Tulisan ini adalah hasil dari refleksi diri penulis dan didedikasikan untuk memenuhi nice homework Kelas Matrikulasi Institut Ibu Profesional Batch #4

Sebagai seorang ibu yang memilih untuk stay di rumah, mendedikasikan diri sepenuhnya untuk anak dan suami, saya merasa belum bisa memaksimalkan peran dan kesempatan yang saya pilih sendiri. Semakin kesini kok ya semakin banyak kekurangan yang saya rasakan, semakin banyak tidak puasnya dan ujung-ujungnya sering merasa kesal dengan diri sendiri. Sering kali saya bertanya-tanya apa yang salah, apa hal terpenting yang saya lewatkan sampai rasanya terkadang merasakan ada beban dalam menjalani peran dan amanah ini. Hal yang mungkin jadi penyebabnya adalah perasaan tidak bisa lagi melakukan banyak hal semau saya, keterbatasan waktu untuk melakukan hal yang disuka seorang diri, dan keharusan menunda mengejar keinginan saya. Atau jangan-jangan saya yang terlalu membatasi diri. Ah, mari memulai refleksi ini.

Ikhlas Menjalankan Amanah
Hidup ini adalah sekolah yang sebenar-benarnya. Dimana masalah, kesempatan, dan keberuntungan datang silih berganti, menuntut kita untuk bisa menghadapinya dengan baik dan bijaksana. Buat saya, peran sebagai seorang istri dan ibu adalah hal yang menjadi prioritas. Hal tersebut bukan paksaan, dan merupakan pilihan saya sendiri. Maka, bagaimana caranya agar hati, pikiran, dan perilaku saya bisa berjalan dengan sesuai dan beriringan. Sering kali saya merenungi pertanyaan yang sebelumnya sudah saya tuliskan. Hal apa yang saya lewatkan?
Setelah perenungan yang panjang, saya rasa hal belum saya pahami dan bisa jalani dengan baik itu adalah keikhlasan.  Hal yang justru paling utama dan menurut saya merupakan pondasi untuk menjalani suatu peran dengan baik. Oleh karena itu, mungkin ini lah hal yang paling ingin saya pelajari dan kuasai di universitas kehidupan ini. Ikhlas dalam menjalani hal apapun yang menjadi tanggung jawab kita. Ikhlas yang berarti selalu ingat kalau sebenarnya hal yang kita lakukan adalah sebagai bentuk ketaatan kita kepada Allah SWT. Seperti definisi ikhlas yang tertulis di bawah ini:

 “The Arabic root of the word ikhlas is kh-l-s, which means to be purified or refined. The very concept of refining, purifying and leaving nothing but the very essence of that, which was sought, which, in this case, is Allah. [1] Ikhlas is also explained as a simile that is as pure as honey or as pure as milk, which is direct from the udders of a cow and is not tainted with anything? Ikhlas is a concept of purity that is not tainted with pride – Riyah or anything else. [2] That is not to do anything in our life, other then for the sake and pleasure of Allah.” (Karolia, 2006, nuradeen.com)
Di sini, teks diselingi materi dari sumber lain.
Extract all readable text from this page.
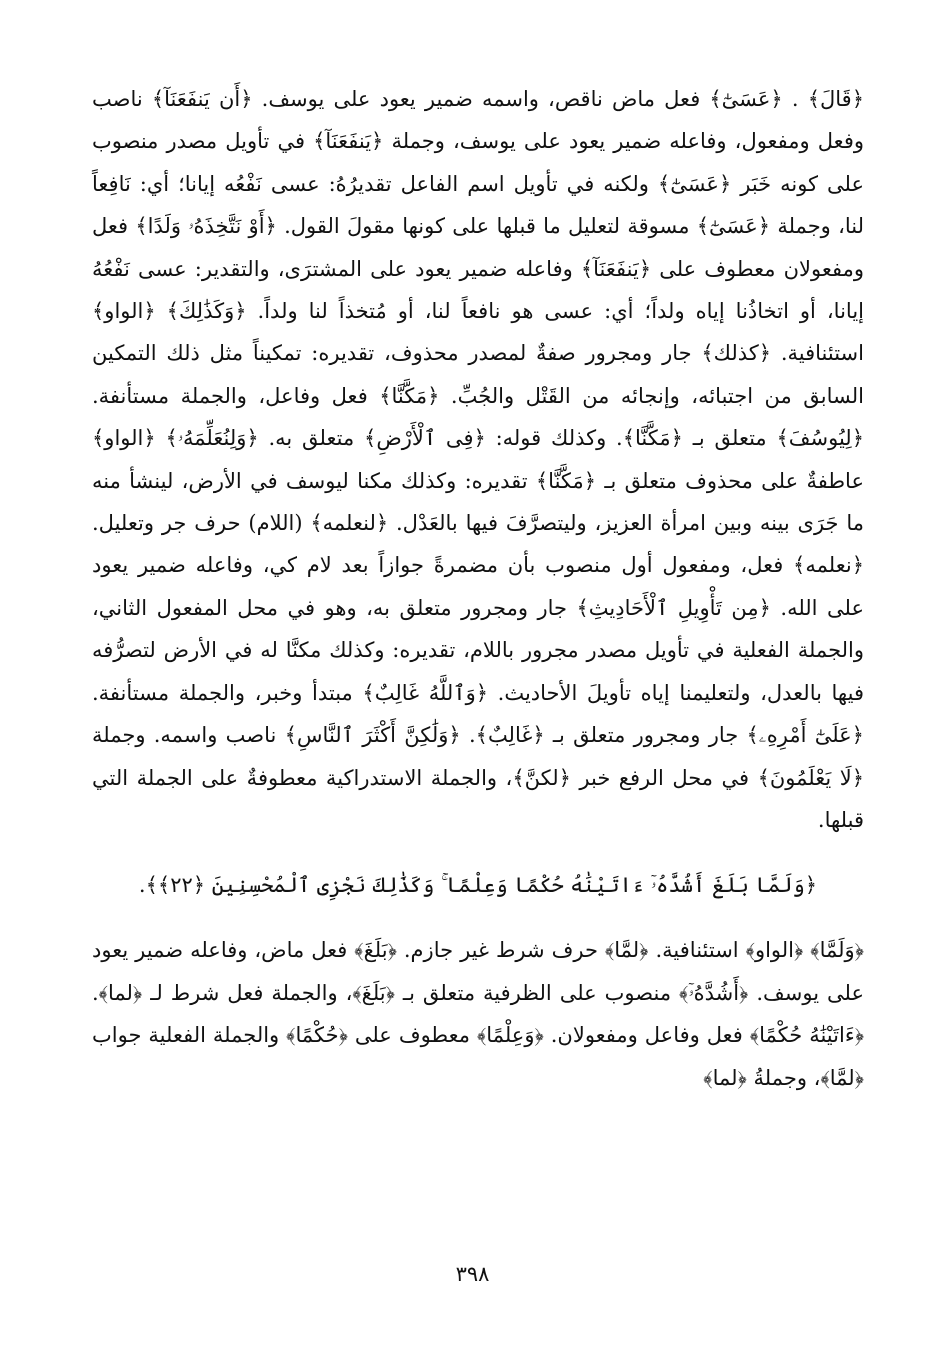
﴿قَالَ﴾ . ﴿عَسَىٰٓ﴾ فعل ماض ناقص، واسمه ضمير يعود على يوسف. ﴿أَن يَنفَعَنَآ﴾ ناصب وفعل ومفعول، وفاعله ضمير يعود على يوسف، وجملة ﴿يَنفَعَنَآ﴾ في تأويل مصدر منصوب على كونه خَبَر ﴿عَسَىٰٓ﴾ ولكنه في تأويل اسم الفاعل تقديرُهُ: عسى نَفْعُه إيانا؛ أي: نَافِعاً لنا، وجملة ﴿عَسَىٰٓ﴾ مسوقة لتعليل ما قبلها على كونها مقولَ القول. ﴿أَوْ نَتَّخِذَهُۥ وَلَدًا﴾ فعل ومفعولان معطوف على ﴿يَنفَعَنَآ﴾ وفاعله ضمير يعود على المشترَى، والتقدير: عسى نَفْعُهُ إيانا، أو اتخاذُنا إياه ولداً؛ أي: عسى هو نافعاً لنا، أو مُتخذاً لنا ولداً. ﴿وَكَذَٰلِكَ﴾ ﴿الواو﴾ استئنافية. ﴿كذلك﴾ جار ومجرور صفةٌ لمصدر محذوف، تقديره: تمكيناً مثل ذلك التمكين السابق من اجتبائه، وإنجائه من القَتْل والجُبِّ. ﴿مَكَّنَّا﴾ فعل وفاعل، والجملة مستأنفة. ﴿لِيُوسُفَ﴾ متعلق بـ ﴿مَكَّنَّا﴾. وكذلك قوله: ﴿فِى ٱلْأَرْضِ﴾ متعلق به. ﴿وَلِنُعَلِّمَهُۥ﴾ ﴿الواو﴾ عاطفةٌ على محذوف متعلق بـ ﴿مَكَّنَّا﴾ تقديره: وكذلك مكنا ليوسف في الأرض، لينشأ منه ما جَرَى بينه وبين امرأة العزيز، وليتصرَّفَ فيها بالعَدْل. ﴿لنعلمه﴾ (اللام) حرف جر وتعليل. ﴿نعلمه﴾ فعل، ومفعول أول منصوب بأن مضمرةً جوازاً بعد لام كي، وفاعله ضمير يعود على الله. ﴿مِن تَأْوِيلِ ٱلْأَحَادِيثِ﴾ جار ومجرور متعلق به، وهو في محل المفعول الثاني، والجملة الفعلية في تأويل مصدر مجرور باللام، تقديره: وكذلك مكنَّا له في الأرض لتصرُّفه فيها بالعدل، ولتعليمنا إياه تأويلَ الأحاديث. ﴿وَٱللَّهُ غَالِبٌ﴾ مبتدأ وخبر، والجملة مستأنفة. ﴿عَلَىٰٓ أَمْرِهِۦ﴾ جار ومجرور متعلق بـ ﴿غَالِبٌ﴾. ﴿وَلَٰكِنَّ أَكْثَرَ ٱلنَّاسِ﴾ ناصب واسمه. وجملة ﴿لَا يَعْلَمُونَ﴾ في محل الرفع خبر ﴿لكنَّ﴾، والجملة الاستدراكية معطوفةٌ على الجملة التي قبلها.

﴿وَلَمَّا بَلَغَ أَشُدَّهُۥٓ ءَاتَيْنَٰهُ حُكْمًا وَعِلْمًا ۚ وَكَذَٰلِكَ نَجْزِى ٱلْمُحْسِنِينَ ﴿٢٢﴾﴾.

﴿وَلَمَّا﴾ ﴿الواو﴾ استئنافية. ﴿لمَّا﴾ حرف شرط غير جازم. ﴿بَلَغَ﴾ فعل ماض، وفاعله ضمير يعود على يوسف. ﴿أَشُدَّهُۥٓ﴾ منصوب على الظرفية متعلق بـ ﴿بَلَغَ﴾، والجملة فعل شرط لـ ﴿لما﴾. ﴿ءَاتَيْنَٰهُ حُكْمًا﴾ فعل وفاعل ومفعولان. ﴿وَعِلْمًا﴾ معطوف على ﴿حُكْمًا﴾ والجملة الفعلية جواب ﴿لمَّا﴾، وجملةُ ﴿لما﴾

٣٩٨
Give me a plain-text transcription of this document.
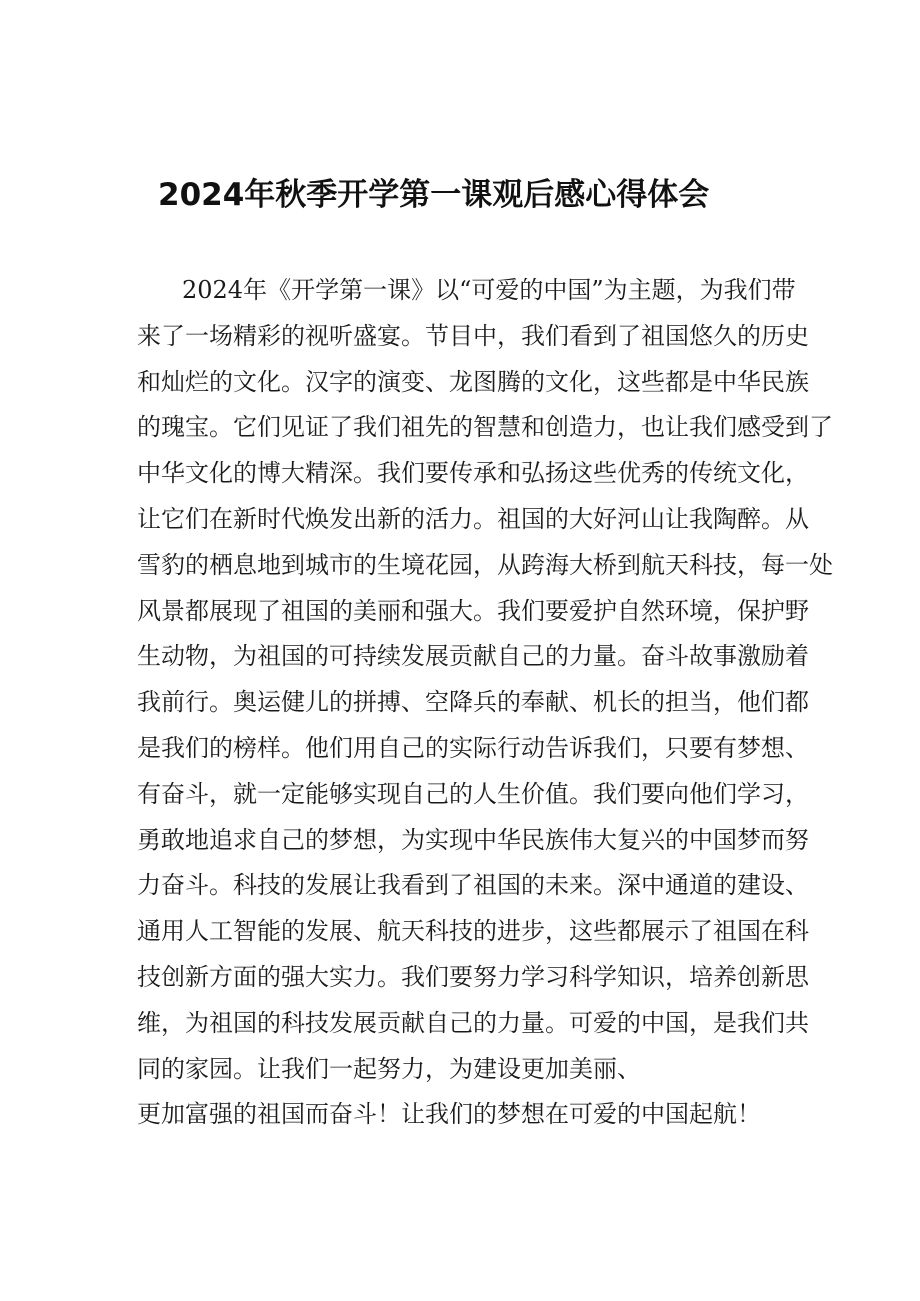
2024年秋季开学第一课观后感心得体会
2024年《开学第一课》以“可爱的中国”为主题，为我们带
来了一场精彩的视听盛宴。节目中，我们看到了祖国悠久的历史
和灿烂的文化。汉字的演变、龙图腾的文化，这些都是中华民族
的瑰宝。它们见证了我们祖先的智慧和创造力，也让我们感受到了
中华文化的博大精深。我们要传承和弘扬这些优秀的传统文化，
让它们在新时代焕发出新的活力。祖国的大好河山让我陶醉。从
雪豹的栖息地到城市的生境花园，从跨海大桥到航天科技，每一处
风景都展现了祖国的美丽和强大。我们要爱护自然环境，保护野
生动物，为祖国的可持续发展贡献自己的力量。奋斗故事激励着
我前行。奥运健儿的拼搏、空降兵的奉献、机长的担当，他们都
是我们的榜样。他们用自己的实际行动告诉我们，只要有梦想、
有奋斗，就一定能够实现自己的人生价值。我们要向他们学习，
勇敢地追求自己的梦想，为实现中华民族伟大复兴的中国梦而努
力奋斗。科技的发展让我看到了祖国的未来。深中通道的建设、
通用人工智能的发展、航天科技的进步，这些都展示了祖国在科
技创新方面的强大实力。我们要努力学习科学知识，培养创新思
维，为祖国的科技发展贡献自己的力量。可爱的中国，是我们共
同的家园。让我们一起努力，为建设更加美丽、
更加富强的祖国而奋斗！让我们的梦想在可爱的中国起航！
Memperbaiki Manajemen Diri
Kalau ditanya hal lain apa yang saya rasa penting untuk dikuasai, adalah kemampuan melakukan manajemen diri. Ya, karena sesungguhnya hal perlu diatur itu bukan lah waktu, tapi diri sendiri. Sebab waktu itu selalu 24 jam, tapi bagaimana kita memanfaatkannya lah yang bisa memberikan dampak yang berbeda. Betapa waktu menjadi begitu sempit ketika saya berada di rumah seharian, namun terkadang justru terasa membosankan. Saya menyadari hal seperti ini hanya mungkin terjadi ketika kita memiliki manajemen diri yang buruk. Saya percaya, Allah tidak pernah salah dalam menetapkan sesuatu, tapi bagaimana kita memanfaatkannya lah yang bisa jadi kurang bijak. Kurangnya kemampuan ini membuat saya merasa kurang produktif, meskipun sebenarnya saya sendiri belum jelas mendefinisikan produktif yang saya maksud itu seperti apa. Di pikiran saya, produktif itu adalah ketika saya bisa menghasilkan tulisan, melakukan pengembangan diri ataupun materi tertentu, hal yang bukan berkaitan dengan anak ataupun suami, tapi tentang diri sendiri. Padahal, kalau dipikir-pikir, ketika saya menjadi seorang ibu, produk utama saya adalah anak. Betul nggak? Ketika anak kita tumbuh dengan baik, sehat, ceria, aktif, dan cerdas karena turun tangan kita, apakah itu berarti kita telah sukses menjadi seorang ibu? Jawabannya bisa iya dan tidak menurut saya… Ketika kita bisa menyeimbangkan antara peran sebagai ibu dan istri dengan passion pribadi.
Ya, intinya mengapa saya merasa kemampuan ini begitu penting adalah adanya kesadaran akan pentingnya memiliki waktu untuk mengembangkan diri bagi saya, selain tentu saja waktu untuk anak dan suami. Ketika saya dapat melakukan manajemen diri dengan lebih baik, saya berharap dapat menyeimbangkan kedua hal tersebut.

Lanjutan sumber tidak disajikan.